With Sure-Fit you actually draft your own pattern using the template they provide. In the past I’ve tried drafting from scratch, but got myself so confused that it was not productive. The template was really good for reducing that confusion and I’m pretty pleased with this muslin which is my starting point. Based on the feedback I hope to get from the forums and from Glenda, Ms. Sure-Fit herself, I’ll be fine-tuning the block and learning how to use it to modify patterns.

Here follow the ugly photos. If you are of a sensitive nature, avert your eyes and click away now. If you have a strong stomach, bear in mind that the blocks have very little ease. I used an old sheet to make these up. Possibly a slightly stouter material might have been better. Even though the bodice feels pretty good, there are a lot of wrinkles that might be due to limp and flimsy fabric.

front blogThe front looks like I might need to redraft a larger dart. Based on the instructions, I drafted for a C even though I buy a D in foundation garments. The bodice feels like it fits, but the wrinkles appear to tell a different story. I believe the pulls below the waist indicate the need for more room in the rear. You can see how the side seam pulls to the back in the next photo.  I would open up a wedge in center back to fix, but this is something I want to get Glenda’s feedback on, and see how she would alter.

right blogLooks like the back is too long, and I need to shorten the sleeve just a little above the elbow.

back blogThe back. This is where I really need some help.

Now forget you ever saw this.


19 thoughts on “Sure-Fit dress kit

  1. Glenda’s system–and her personalized help–have received such positive reviews!
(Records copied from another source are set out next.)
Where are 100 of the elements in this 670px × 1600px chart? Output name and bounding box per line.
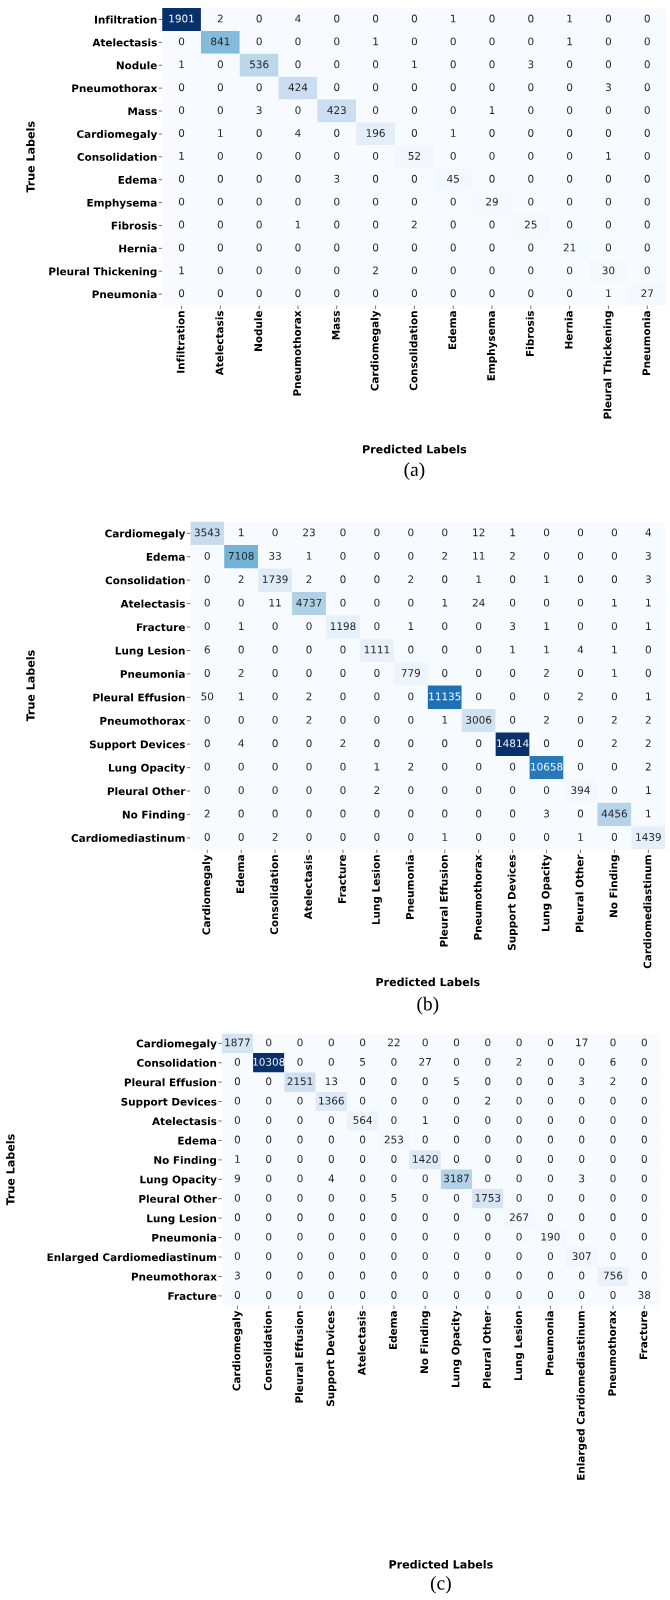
data-label: 0 bbox=[272, 645, 278, 654]
data-label: 45 bbox=[447, 174, 459, 183]
data-label: 7108 bbox=[228, 551, 254, 560]
y-tick-label: Fracture bbox=[136, 623, 185, 632]
data-label: 2 bbox=[238, 575, 244, 584]
y-tick-label: Cardiomediastinum bbox=[71, 833, 185, 842]
data-label: 0 bbox=[204, 622, 210, 631]
data-label: 0 bbox=[476, 786, 482, 795]
y-tick-label: Fracture bbox=[168, 1292, 217, 1300]
data-label: 0 bbox=[217, 60, 223, 69]
data-label: 1 bbox=[606, 152, 611, 160]
data-label: 0 bbox=[453, 1135, 460, 1144]
data-label: 0 bbox=[644, 220, 650, 229]
data-label: 0 bbox=[644, 37, 650, 46]
y-tick-label: Emphysema bbox=[87, 198, 157, 209]
data-label: 38 bbox=[638, 1291, 651, 1299]
data-label: 0 bbox=[579, 1271, 585, 1280]
x-tick-label: Pneumothorax bbox=[473, 854, 482, 940]
data-label: 0 bbox=[204, 715, 210, 724]
x-tick-label: Pleural Effusion bbox=[294, 1311, 304, 1403]
data-label: 0 bbox=[217, 151, 223, 160]
data-label: 0 bbox=[610, 1174, 616, 1183]
data-label: 0 bbox=[374, 669, 380, 677]
data-label: 0 bbox=[453, 1232, 460, 1241]
text: (c) bbox=[430, 1575, 451, 1594]
x-tick-label: Pneumonia bbox=[642, 311, 651, 376]
data-label: 11 bbox=[473, 552, 485, 560]
data-label: 1 bbox=[374, 762, 380, 771]
data-label: 1 bbox=[510, 645, 515, 654]
data-label: 0 bbox=[256, 174, 262, 183]
data-label: 0 bbox=[489, 266, 495, 275]
data-label: 0 bbox=[340, 645, 346, 654]
data-label: 0 bbox=[644, 83, 650, 92]
data-label: 0 bbox=[266, 1077, 272, 1086]
data-label: 0 bbox=[266, 1271, 272, 1280]
data-label: 1 bbox=[295, 220, 301, 229]
data-label: 0 bbox=[450, 266, 456, 275]
data-label: 0 bbox=[391, 1116, 397, 1125]
data-label: 3543 bbox=[194, 528, 220, 537]
data-label: 0 bbox=[489, 37, 495, 46]
x-tick-label: Lung Opacity bbox=[451, 1310, 462, 1387]
data-label: 0 bbox=[306, 786, 312, 795]
data-label: 0 bbox=[408, 715, 414, 724]
data-label: 11135 bbox=[429, 692, 461, 701]
data-label: 0 bbox=[238, 715, 244, 724]
data-label: 0 bbox=[295, 243, 301, 252]
data-label: 0 bbox=[306, 809, 312, 818]
data-label: 0 bbox=[204, 598, 210, 607]
data-label: 0 bbox=[306, 669, 312, 677]
data-label: 0 bbox=[359, 1038, 366, 1047]
data-label: 0 bbox=[217, 289, 223, 298]
data-label: 0 bbox=[272, 692, 278, 701]
y-tick-label: Atelectasis bbox=[92, 38, 157, 47]
data-label: 0 bbox=[577, 622, 584, 631]
data-label: 0 bbox=[374, 528, 380, 537]
data-label: 1 bbox=[567, 37, 572, 46]
data-label: 0 bbox=[528, 151, 534, 160]
data-label: 0 bbox=[359, 1232, 366, 1241]
data-label: 0 bbox=[374, 715, 380, 724]
data-label: 0 bbox=[272, 762, 278, 771]
y-tick-label: Pleural Effusion bbox=[124, 1078, 217, 1087]
data-label: 0 bbox=[611, 622, 618, 631]
data-label: 0 bbox=[411, 266, 418, 275]
x-tick-label: Consolidation bbox=[263, 1311, 272, 1391]
data-label: 0 bbox=[408, 739, 414, 748]
data-label: 0 bbox=[453, 1193, 460, 1202]
data-label: 0 bbox=[372, 14, 379, 23]
data-label: 0 bbox=[528, 129, 534, 137]
data-label: 4 bbox=[577, 645, 584, 654]
y-tick-label: Pneumothorax bbox=[100, 716, 186, 725]
data-label: 0 bbox=[547, 1291, 554, 1299]
data-label: 0 bbox=[442, 622, 448, 631]
data-label: 0 bbox=[256, 151, 262, 160]
data-label: 4 bbox=[295, 14, 301, 23]
data-label: 0 bbox=[516, 1271, 522, 1280]
data-label: 0 bbox=[306, 622, 312, 631]
data-label: 0 bbox=[547, 1271, 554, 1280]
data-label: 1 bbox=[606, 289, 611, 298]
data-label: 1 bbox=[179, 60, 184, 69]
data-label: 0 bbox=[359, 1174, 366, 1183]
data-label: 13 bbox=[325, 1077, 338, 1086]
data-label: 0 bbox=[543, 833, 550, 841]
x-axis-title: Predicted Labels bbox=[389, 1560, 493, 1569]
data-label: 0 bbox=[641, 1096, 647, 1105]
data-label: 0 bbox=[567, 174, 573, 183]
data-label: 0 bbox=[610, 1213, 616, 1222]
data-label: 0 bbox=[340, 528, 346, 537]
y-tick-label: Lung Opacity bbox=[108, 763, 186, 774]
data-label: 33 bbox=[269, 551, 281, 560]
data-label: 1753 bbox=[475, 1193, 501, 1202]
data-label: 0 bbox=[295, 266, 301, 275]
y-tick-label: Pleural Effusion bbox=[93, 693, 185, 702]
data-label: 0 bbox=[391, 1271, 397, 1280]
data-label: 0 bbox=[453, 1096, 460, 1105]
data-label: 0 bbox=[272, 528, 278, 537]
data-label: 0 bbox=[306, 762, 312, 771]
data-label: 0 bbox=[422, 1252, 428, 1261]
data-label: 0 bbox=[297, 1271, 303, 1280]
data-label: 0 bbox=[217, 83, 223, 92]
data-label: 0 bbox=[489, 289, 495, 298]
I hope this works out well for you. I’ve signed up for one of her fitting classes in Oregon and am excited to give it a try.

  2. I’m wondering why the back length is sooo long, isn’t there a measurement for that with her system from neck to waist? If the middle of the darts are on your waist the rest should be right. The front can be correct using a wider dart to pull up the waist up but above the dart wrinkles should be pinned out from the armscye and then transferred to the bust dart…all minor things that can be done. Once the back is released, darts let out, the skirt area may drop down and hang on grain but for now I bet it is really rising up in the center back hem too. Look forward to hearing what Glenda says! Thanks for sharing this step…I love muslins so much and that is why I feature them so much on my blog too.

  3. I agree with some of your assessments. The front definitely needs a FBA. Because the back view of the skirt portion looks good until you get to the side seam, I am wondering if you need to add width below the waist but not in the center back. I would probably add some on either side about halfway between the CB and the side seam, and also add on at the side seam, in order to have enough width for your hips and to straighten out the side seam. It does seem odd how long, and wide, the bodice back appears, might be related to the bust issue, in that sometimes if you have a narrow torso and a larger cup size, the entire bodice can be both too big and too small at the same time, which would explain the bodice issues here… just guessing, I am not a professional at fitting, in fact fitting is my nemesis.

    • I forgot to mention in my post that I had already made the back of the skirt two sizes larger. Looks like it needs sizing up even more. Glenda suggests working on the bodice first and then adding on the skirt.

  4. It’s a great start Robyn! My back was too long too. Glenda will be able to tell you exactly what to do. I’m looking forward to seeing your progress. Trust me. It is well worth the effort!

  5. Fitting blocks can be a trying journey but worth it in the end. I have recently started this very same quest with self drafted patterns. I found it helpful to mark the hip line on the skirt and make sure it is parallel to the floor. If you have tilted waist the extra front length should be removed from the waistline. I look forward to your future posts on this subject.

  6. I know lots of people love this system, but I couldn’t make the pants block work for me. I made countless muslins on my own and even had my sewing teacher help me, but I ended up giving it away. (I did keep the wonderful ruler and use it all the time.) For me, making changes to actual patterns is a better way to go. But I wish you the very best of luck!